Qual a estratégia de vocês em gestão de pessoas já que investem tanto neste tipo de  profissional. Como evitar a fuga de bons profissionais da empresa?
O primeiro ponto é que a gente é muito ligado em remuneração variável. E a gente toma muito tempo para formular isso. Por exemplo, o mecânico técnico ele tem um salário fixo só que esse salário fixo pode mais do que dobrar mensalmente de acordo com metas. E não só metas quantitativas. O técnico tem a meta de faturamento dele, a meta de faturamento do grupo.  Para ganhar dinheiro na parte de serviços você tem que ter produtividade. A gente mede isso e a variável deles depende disso.  A gente acredita que quem entrega ganha muito bem. Esse é o primeiro ponto. Nós temos diversos programas de treinamento,  temos parcerias com faculdades. Muito  da nossa gestão de pessoas é focada  em manter os bons.  Em premiar os bons. Isso é fácil de falar, mas é mais difícil de executar. Porque gera ciúmes. Mas é isso que a gente quer mesmo. A gente quer que o cara bom fique à vontade e que o cara medíocre fique incomodado e queira sair. Eu diria que o grande foco da nossa gestão de pessoas é esse. E um ponto positivo é que nós há muito tempo não perdemos ninguém para o mercado. Eu diria que muito disso é nosso programa mesmo. Hoje a gente é muito confortável com ele. E ele dá esse resultado para a gente. Hoje realmente não perdemos profissionais.

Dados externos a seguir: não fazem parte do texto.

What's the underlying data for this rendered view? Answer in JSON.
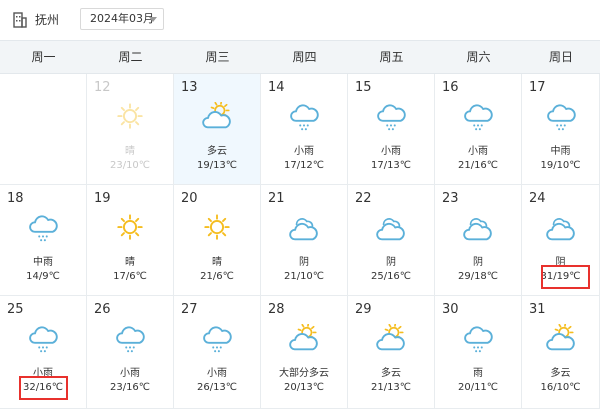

Quais foram as principais transformações da sua gestão?
Acredito que foi essa mentalidade da meta, da importância das lideranças, e de uma cultura de resultados. Eu sempre digo para todo mundo que a única diferença entre uma empresa de sucesso e uma empresa de fracasso é cultura, gente e liderança. Ativos e patentes caem. Então, o que dá vantagem competitiva a longo prazo é gente, cultura e liderança. A gente fez muita força para conseguir implementar isso, ter boas pessoas, ter uma liderança forte e ter uma cultura forte para criar um modelo replicável de gestão. Grande parte do nosso trabalho foi focado em criar essa cultura, criar alguns líderes e buscar gente boa. E ter mecanismos e processos para avaliar e acompanhar  essas pessoas. No  pós venda, eu diria que a gente nem chama de pós venda, a gente chama de suporte ao cliente, foi o cuidado pró ativo com o cliente e a busca pró ativa ao cliente. Porque historicamente um concessionário de carros e de máquinas  é um comerciante e a pós venda acontece de maneira reativa. Quando as máquinas quebram, o cliente vai até você. Essa não é a melhor forma de gerir um negócio. Você tem que ser proativo, tem que sugerir ao cliente, dar treinamento ao cliente.  O negócio de máquinas ele tem um quê de artesanal, e os clientes gostam de estar próximos da diretoria e de ter a presença do diretor . Essa proximidade com o mercado também foi um ponto interessante. Diria que foram esses três pontos.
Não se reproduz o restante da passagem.